Stating that a large cash support is what is needed, Rajan said his proposal of paying them Rs 25,000 in cash would have much larger fiscal benefit as it would boost consumption demand.
“A larger cash payout of say Rs 25,000 to each of the 140 million migrant worker can create lot of demand, which will help kick-start the economy with increased demand,” Rajan said.
Noting that from this big credit support only the MGNREGA would be of any immediate help to the poor returning home, Rajan said even if this to be really of any benefit, they need to find the jobs which does not look easy given the crippled economy.
Even the only migrant-specific package of rental housing is a long way away, he said and wondered how many of them would return to the cities and unkind employers. Similarly, the one-nation-one-ration-card scheme is also optional and left to the states and if at all it is implemented, it would again be of long-term benefit, he observed.
So in effect, Rajan said the government made these self-sustaining and to a large extent thriving community of a large swathe of our people to suffer for no fault of theirs but due to the folly of the administration.
“What more, they are not only returning empty-handed for the first time in the history of migrants and also carrying a stigma with them now — of being a burden and also carrying a deadly virus.
“Many of those who returned to their villages are already in depression and suicides rates already going up. From farmer suicides for many years, we will now have headlines of migrants suicides as they don’t want to fight poverty and starvation,” Rajan warned.
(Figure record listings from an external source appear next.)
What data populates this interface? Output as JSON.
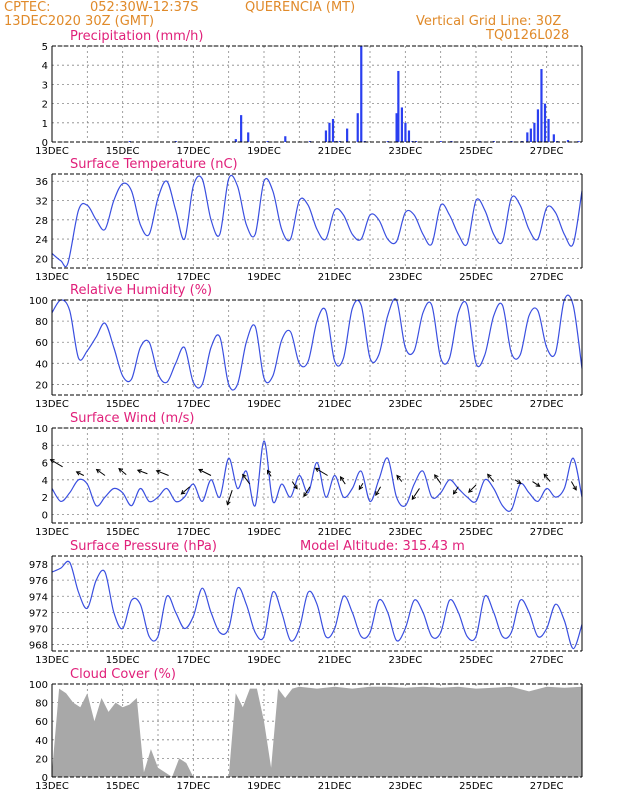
{
  "header": {
    "source": "CPTEC:",
    "coords": "052:30W-12:37S",
    "place": "QUERENCIA (MT)",
    "run": "13DEC2020 30Z (GMT)",
    "grid_note": "Vertical Grid Line: 30Z",
    "code": "TQ0126L028"
  },
  "colors": {
    "line": "#3a4fe0",
    "bar": "#2a3ff0",
    "cloud": "#a8a8a8",
    "title": "#e0207a",
    "header": "#e08a2a"
  },
  "chart_data": [
    {
      "type": "bar",
      "title": "Precipitation (mm/h)",
      "xlabel": "",
      "ylabel": "",
      "ylim": [
        0,
        5
      ],
      "yticks": [
        0,
        1,
        2,
        3,
        4,
        5
      ],
      "xticks": [
        "13DEC",
        "15DEC",
        "17DEC",
        "19DEC",
        "21DEC",
        "23DEC",
        "25DEC",
        "27DEC"
      ],
      "x_range_days": [
        13,
        28
      ],
      "grid": true,
      "x": [
        15.2,
        16.5,
        18.2,
        18.35,
        18.55,
        19.1,
        19.6,
        20.3,
        20.75,
        20.85,
        20.95,
        21.05,
        21.15,
        21.35,
        21.65,
        21.75,
        21.85,
        22.5,
        22.75,
        22.8,
        22.9,
        23.0,
        23.1,
        23.2,
        23.3,
        24.0,
        24.3,
        25.1,
        25.5,
        26.0,
        26.3,
        26.45,
        26.55,
        26.65,
        26.75,
        26.85,
        26.95,
        27.05,
        27.2,
        27.3,
        27.6,
        27.9
      ],
      "values": [
        0.05,
        0.05,
        0.15,
        1.4,
        0.5,
        0.05,
        0.3,
        0.05,
        0.6,
        1.0,
        1.2,
        0.05,
        0.05,
        0.7,
        1.5,
        5.0,
        0.05,
        0.05,
        1.5,
        3.7,
        1.8,
        1.0,
        0.6,
        0.05,
        0.05,
        0.05,
        0.05,
        0.05,
        0.05,
        0.05,
        0.05,
        0.5,
        0.7,
        1.0,
        1.7,
        3.8,
        2.0,
        1.2,
        0.4,
        0.05,
        0.1,
        0.05
      ]
    },
    {
      "type": "line",
      "title": "Surface Temperature (nC)",
      "xlabel": "",
      "ylabel": "",
      "ylim": [
        18,
        37.5
      ],
      "yticks": [
        20,
        24,
        28,
        32,
        36
      ],
      "xticks": [
        "13DEC",
        "15DEC",
        "17DEC",
        "19DEC",
        "21DEC",
        "23DEC",
        "25DEC",
        "27DEC"
      ],
      "x_range_days": [
        13,
        28
      ],
      "grid": true,
      "x": [
        13.0,
        13.25,
        13.45,
        13.75,
        14.0,
        14.25,
        14.5,
        14.75,
        15.0,
        15.25,
        15.5,
        15.75,
        16.0,
        16.25,
        16.5,
        16.75,
        17.0,
        17.25,
        17.5,
        17.75,
        18.0,
        18.25,
        18.5,
        18.75,
        19.0,
        19.25,
        19.5,
        19.75,
        20.0,
        20.25,
        20.5,
        20.75,
        21.0,
        21.25,
        21.5,
        21.75,
        22.0,
        22.25,
        22.5,
        22.75,
        23.0,
        23.25,
        23.5,
        23.75,
        24.0,
        24.25,
        24.5,
        24.75,
        25.0,
        25.25,
        25.5,
        25.75,
        26.0,
        26.25,
        26.5,
        26.75,
        27.0,
        27.25,
        27.5,
        27.75,
        28.0
      ],
      "series": [
        {
          "values": [
            21,
            19.5,
            19,
            30,
            31,
            28,
            26,
            32,
            35.5,
            34,
            27,
            25,
            32.5,
            36,
            30,
            24,
            35,
            36.5,
            28,
            25,
            36.5,
            35,
            27,
            25,
            36,
            34,
            26,
            24,
            32,
            31,
            26,
            24,
            30,
            29,
            25,
            24,
            29,
            28,
            24,
            23.5,
            29.5,
            29,
            25,
            23,
            31,
            29,
            25,
            23,
            32,
            30,
            25,
            23.5,
            32.5,
            31,
            26,
            24,
            30.5,
            29.5,
            25,
            23,
            34
          ]
        }
      ]
    },
    {
      "type": "line",
      "title": "Relative Humidity (%)",
      "xlabel": "",
      "ylabel": "",
      "ylim": [
        10,
        100
      ],
      "yticks": [
        20,
        40,
        60,
        80,
        100
      ],
      "xticks": [
        "13DEC",
        "15DEC",
        "17DEC",
        "19DEC",
        "21DEC",
        "23DEC",
        "25DEC",
        "27DEC"
      ],
      "x_range_days": [
        13,
        28
      ],
      "grid": true,
      "x": [
        13.0,
        13.25,
        13.5,
        13.75,
        14.0,
        14.25,
        14.5,
        14.75,
        15.0,
        15.25,
        15.5,
        15.75,
        16.0,
        16.25,
        16.5,
        16.75,
        17.0,
        17.25,
        17.5,
        17.75,
        18.0,
        18.25,
        18.5,
        18.75,
        19.0,
        19.25,
        19.5,
        19.75,
        20.0,
        20.25,
        20.5,
        20.75,
        21.0,
        21.25,
        21.5,
        21.75,
        22.0,
        22.25,
        22.5,
        22.75,
        23.0,
        23.25,
        23.5,
        23.75,
        24.0,
        24.25,
        24.5,
        24.75,
        25.0,
        25.25,
        25.5,
        25.75,
        26.0,
        26.25,
        26.5,
        26.75,
        27.0,
        27.25,
        27.5,
        27.75,
        28.0
      ],
      "series": [
        {
          "values": [
            88,
            100,
            90,
            45,
            52,
            65,
            78,
            55,
            28,
            25,
            55,
            60,
            30,
            22,
            40,
            55,
            22,
            20,
            55,
            65,
            20,
            20,
            60,
            75,
            26,
            28,
            62,
            70,
            40,
            42,
            80,
            90,
            42,
            45,
            92,
            95,
            45,
            48,
            85,
            100,
            55,
            52,
            88,
            95,
            45,
            45,
            88,
            95,
            40,
            48,
            85,
            95,
            50,
            48,
            85,
            90,
            55,
            50,
            100,
            95,
            35
          ]
        }
      ]
    },
    {
      "type": "line",
      "title": "Surface Wind (m/s)",
      "xlabel": "",
      "ylabel": "",
      "ylim": [
        -1,
        10
      ],
      "yticks": [
        0,
        2,
        4,
        6,
        8,
        10
      ],
      "xticks": [
        "13DEC",
        "15DEC",
        "17DEC",
        "19DEC",
        "21DEC",
        "23DEC",
        "25DEC",
        "27DEC"
      ],
      "x_range_days": [
        13,
        28
      ],
      "grid": true,
      "x": [
        13.0,
        13.25,
        13.5,
        13.75,
        14.0,
        14.25,
        14.5,
        14.75,
        15.0,
        15.25,
        15.5,
        15.75,
        16.0,
        16.25,
        16.5,
        16.75,
        17.0,
        17.25,
        17.5,
        17.75,
        18.0,
        18.25,
        18.5,
        18.75,
        19.0,
        19.25,
        19.5,
        19.75,
        20.0,
        20.25,
        20.5,
        20.75,
        21.0,
        21.25,
        21.5,
        21.75,
        22.0,
        22.25,
        22.5,
        22.75,
        23.0,
        23.25,
        23.5,
        23.75,
        24.0,
        24.25,
        24.5,
        24.75,
        25.0,
        25.25,
        25.5,
        25.75,
        26.0,
        26.25,
        26.5,
        26.75,
        27.0,
        27.25,
        27.5,
        27.75,
        28.0
      ],
      "series": [
        {
          "values": [
            3,
            1.5,
            2.5,
            4,
            3.5,
            1,
            2,
            3,
            2.5,
            1,
            3,
            1.5,
            2,
            3,
            1.5,
            2,
            3.5,
            1.5,
            4,
            2,
            6.5,
            3,
            5,
            1,
            8.5,
            1.5,
            3.5,
            2,
            4.5,
            2.5,
            6,
            2,
            4.5,
            2,
            3,
            5,
            1.5,
            4,
            6.5,
            2,
            1,
            3.5,
            5,
            2,
            2.5,
            4,
            3,
            2,
            1.5,
            4,
            3,
            1,
            0.5,
            3.5,
            2.5,
            1.5,
            3,
            2,
            3,
            6.5,
            2
          ]
        }
      ],
      "arrows": [
        {
          "x": 13.3,
          "y": 5.5,
          "u": -1,
          "v": 0.6
        },
        {
          "x": 13.9,
          "y": 4.5,
          "u": -0.6,
          "v": 0.3
        },
        {
          "x": 14.5,
          "y": 4.5,
          "u": -0.7,
          "v": 0.5
        },
        {
          "x": 15.1,
          "y": 4.6,
          "u": -0.6,
          "v": 0.5
        },
        {
          "x": 15.7,
          "y": 4.7,
          "u": -0.8,
          "v": 0.3
        },
        {
          "x": 16.3,
          "y": 4.5,
          "u": -1,
          "v": 0.4
        },
        {
          "x": 16.9,
          "y": 3.2,
          "u": -0.7,
          "v": -0.6
        },
        {
          "x": 17.5,
          "y": 4.5,
          "u": -1,
          "v": 0.5
        },
        {
          "x": 18.1,
          "y": 2.8,
          "u": -0.4,
          "v": -1.2
        },
        {
          "x": 18.6,
          "y": 3.5,
          "u": -0.6,
          "v": 0.8
        },
        {
          "x": 19.2,
          "y": 4.4,
          "u": -0.3,
          "v": 0.5
        },
        {
          "x": 19.8,
          "y": 3.8,
          "u": 0.4,
          "v": -0.6
        },
        {
          "x": 20.3,
          "y": 3.2,
          "u": -0.5,
          "v": -0.8
        },
        {
          "x": 20.8,
          "y": 4.5,
          "u": -1,
          "v": 0.6
        },
        {
          "x": 21.3,
          "y": 3.5,
          "u": -0.4,
          "v": 0.6
        },
        {
          "x": 21.8,
          "y": 3.6,
          "u": -0.3,
          "v": -0.5
        },
        {
          "x": 22.3,
          "y": 3.2,
          "u": -0.4,
          "v": -0.7
        },
        {
          "x": 22.9,
          "y": 3.8,
          "u": -0.4,
          "v": 0.5
        },
        {
          "x": 23.4,
          "y": 3.0,
          "u": -0.6,
          "v": -0.9
        },
        {
          "x": 24.0,
          "y": 3.6,
          "u": -0.5,
          "v": 0.7
        },
        {
          "x": 24.5,
          "y": 3.2,
          "u": -0.4,
          "v": -0.6
        },
        {
          "x": 25.0,
          "y": 3.4,
          "u": -0.6,
          "v": -0.6
        },
        {
          "x": 25.5,
          "y": 3.8,
          "u": -0.5,
          "v": 0.6
        },
        {
          "x": 26.1,
          "y": 4.0,
          "u": 0.5,
          "v": -0.3
        },
        {
          "x": 26.6,
          "y": 3.8,
          "u": 0.6,
          "v": -0.4
        },
        {
          "x": 27.1,
          "y": 3.8,
          "u": -0.5,
          "v": 0.6
        },
        {
          "x": 27.7,
          "y": 3.8,
          "u": 0.4,
          "v": -0.7
        }
      ]
    },
    {
      "type": "line",
      "title": "Surface Pressure (hPa)",
      "annotation": "Model Altitude: 315.43 m",
      "xlabel": "",
      "ylabel": "",
      "ylim": [
        967.2,
        979
      ],
      "yticks": [
        968,
        970,
        972,
        974,
        976,
        978
      ],
      "xticks": [
        "13DEC",
        "15DEC",
        "17DEC",
        "19DEC",
        "21DEC",
        "23DEC",
        "25DEC",
        "27DEC"
      ],
      "x_range_days": [
        13,
        28
      ],
      "grid": true,
      "x": [
        13.0,
        13.25,
        13.5,
        13.75,
        14.0,
        14.25,
        14.5,
        14.75,
        15.0,
        15.25,
        15.5,
        15.75,
        16.0,
        16.25,
        16.5,
        16.75,
        17.0,
        17.25,
        17.5,
        17.75,
        18.0,
        18.25,
        18.5,
        18.75,
        19.0,
        19.25,
        19.5,
        19.75,
        20.0,
        20.25,
        20.5,
        20.75,
        21.0,
        21.25,
        21.5,
        21.75,
        22.0,
        22.25,
        22.5,
        22.75,
        23.0,
        23.25,
        23.5,
        23.75,
        24.0,
        24.25,
        24.5,
        24.75,
        25.0,
        25.25,
        25.5,
        25.75,
        26.0,
        26.25,
        26.5,
        26.75,
        27.0,
        27.25,
        27.5,
        27.75,
        28.0
      ],
      "series": [
        {
          "values": [
            977,
            977.5,
            978.2,
            974.5,
            972.5,
            976,
            977,
            972,
            970,
            973.5,
            973,
            969,
            969,
            974,
            972,
            970,
            971.5,
            975,
            972,
            969.5,
            970,
            975,
            973,
            969.5,
            969,
            974.5,
            972,
            968.5,
            970,
            974.5,
            973,
            969,
            970,
            974,
            972,
            969,
            969.5,
            973.5,
            972,
            968.5,
            970,
            973.5,
            972,
            969,
            969.5,
            973.5,
            972,
            969,
            969,
            974,
            972,
            969,
            969.5,
            973.5,
            972,
            969,
            970,
            973,
            971,
            967.5,
            970.5
          ]
        }
      ]
    },
    {
      "type": "area",
      "title": "Cloud Cover (%)",
      "xlabel": "",
      "ylabel": "",
      "ylim": [
        0,
        100
      ],
      "yticks": [
        0,
        20,
        40,
        60,
        80,
        100
      ],
      "xticks": [
        "13DEC",
        "15DEC",
        "17DEC",
        "19DEC",
        "21DEC",
        "23DEC",
        "25DEC",
        "27DEC"
      ],
      "x_range_days": [
        13,
        28
      ],
      "grid": true,
      "x": [
        13.0,
        13.2,
        13.4,
        13.6,
        13.8,
        14.0,
        14.2,
        14.4,
        14.6,
        14.8,
        15.0,
        15.2,
        15.4,
        15.6,
        15.8,
        16.0,
        16.2,
        16.4,
        16.6,
        16.8,
        17.0,
        17.2,
        17.4,
        17.6,
        17.8,
        18.0,
        18.2,
        18.4,
        18.6,
        18.8,
        19.0,
        19.2,
        19.4,
        19.6,
        19.8,
        20.0,
        20.5,
        21.0,
        21.5,
        22.0,
        22.5,
        23.0,
        23.5,
        24.0,
        24.5,
        25.0,
        25.5,
        26.0,
        26.5,
        27.0,
        27.5,
        28.0
      ],
      "series": [
        {
          "values": [
            5,
            95,
            90,
            80,
            75,
            90,
            60,
            85,
            70,
            80,
            75,
            78,
            85,
            5,
            30,
            10,
            5,
            0,
            20,
            15,
            0,
            0,
            0,
            0,
            0,
            0,
            90,
            75,
            95,
            95,
            60,
            10,
            95,
            85,
            95,
            97,
            95,
            97,
            95,
            97,
            97,
            96,
            97,
            96,
            97,
            95,
            96,
            97,
            92,
            97,
            96,
            97
          ]
        }
      ]
    }
  ]
}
On whether migrants would return to the cities when they are reopened, Rajan said he was not sure about their early return.
“My assessment is that at least 30 per cent of those who left the cities will not return even in the medium term due to the bad experience they had. And only those employers who were good to them during the crisis will get them back.
“Many employers simply abdicated their responsibilities towards their workers and were forced to fend for themselves during the lockdown,” he noted.
Rajan also said that about 10 per cent of migrants would have left the cities before the lockdown began and another 10 per cent would have left during the third and fourth phases of the lockdown. Another 10 per cent would be leaving during the fifth phase after June 1, he added.
On Friday, the Supreme Court said it intends to give 15 days to the Centre and state governments for sending to native places all the migrant workers wanting to return home and they should be registered by the authorities for extending benefits of welfare measures, including employment opportunities.
After taking suo motu note of the plight of migrant workers, the court had said on May 28 that they should not be charged train or bus fare and be provided food free of cost.